After years of failed attempts, lawmakers have finally passed a measure that would create a prescription drug monitoring program, or PDMP, for Missouri. PDMPs, which are databases that provide physicians and pharmacists with patients’ prescription history, have been implemented in every other state in the nation in an effort to track and reduce opioid use.
In this state, a group of Republicans has blocked the measure by arguing that these databases threaten patient privacy. But with Missouri being the lone holdout, that argument no longer holds water. If literally every other state has figured out how to implement a PDMP that passes muster, why hasn’t Missouri?
Despite the COVID-19 pandemic dominating news headlines over the past year, it’s no secret that the opioid epidemic rages on in this country.

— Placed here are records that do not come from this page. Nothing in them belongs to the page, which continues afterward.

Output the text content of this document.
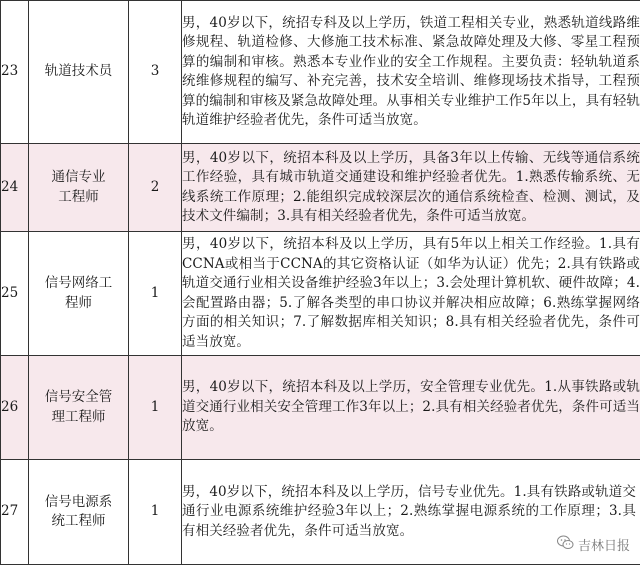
23	轨道技术员	3	男，40岁以下，统招专科及以上学历，铁道工程相关专业，熟悉轨道线路维修规程、轨道检修、大修施工技术标准、紧急故障处理及大修、零星工程预算的编制和审核。熟悉本专业作业的安全工作规程。主要负责：轻轨轨道系统维修规程的编写、补充完善，技术安全培训、维修现场技术指导，工程预算的编制和审核及紧急故障处理。从事相关专业维护工作5年以上，具有轻轨轨道维护经验者优先，条件可适当放宽。
24	通信专业工程师	2	男，40岁以下，统招本科及以上学历，具备3年以上传输、无线等通信系统工作经验，具有城市轨道交通建设和维护经验者优先。1.熟悉传输系统、无线系统工作原理；2.能组织完成较深层次的通信系统检查、检测、测试，及技术文件编制；3.具有相关经验者优先，条件可适当放宽。
25	信号网络工程师	1	男，40岁以下，统招本科及以上学历，具有5年以上相关工作经验。1.具有CCNA或相当于CCNA的其它资格认证（如华为认证）优先；2.具有铁路或轨道交通行业相关设备维护经验3年以上；3.会处理计算机软、硬件故障；4.会配置路由器；5.了解各类型的串口协议并解决相应故障；6.熟练掌握网络方面的相关知识；7.了解数据库相关知识；8.具有相关经验者优先，条件可适当放宽。
26	信号安全管理工程师	1	男，40岁以下，统招本科及以上学历，安全管理专业优先。1.从事铁路或轨道交通行业相关安全管理工作3年以上；2.具有相关经验者优先，条件可适当放宽。
27	信号电源系统工程师	1	男，40岁以下，统招本科及以上学历，信号专业优先。1.具有铁路或轨道交通行业电源系统维护经验3年以上；2.熟练掌握电源系统的工作原理；3.具有相关经验者优先，条件可适当放宽。
吉林日报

Addiction to opioids — including prescription pain relievers, heroin and synthetic substances such as fentanyl — has become a major public health crisis, leading to tens of thousands of opioid-involved overdose deaths in the U.S. annually, according to the National Institute on Drug Abuse. Moreover, misuse of opioids costs us an estimated $78.5 billion each year, accounting for the costs of health care, lost productivity, addiction treatment and criminal justice involvement, notes the Centers for Disease Control and Prevention.
There’s also evidence that PDMPs have been working. A 2017 study found that estimated monthly opioid volumes decreased among disabled and older adults in 10 states that had PDMPs, compared with states without. And a 2018 study found that the opioid prescribing rate decreased among 15 emergency departments in Pennsylvania after that state implemented a PDMP in August 2016.
The Missouri measure now awaits final approval by Gov. Mike Parson. Parson has previously said he supports a statewide prescription database, so let’s hope that his signature comes swiftly. “Last State Without a PDMP” is not an honor we want anymore.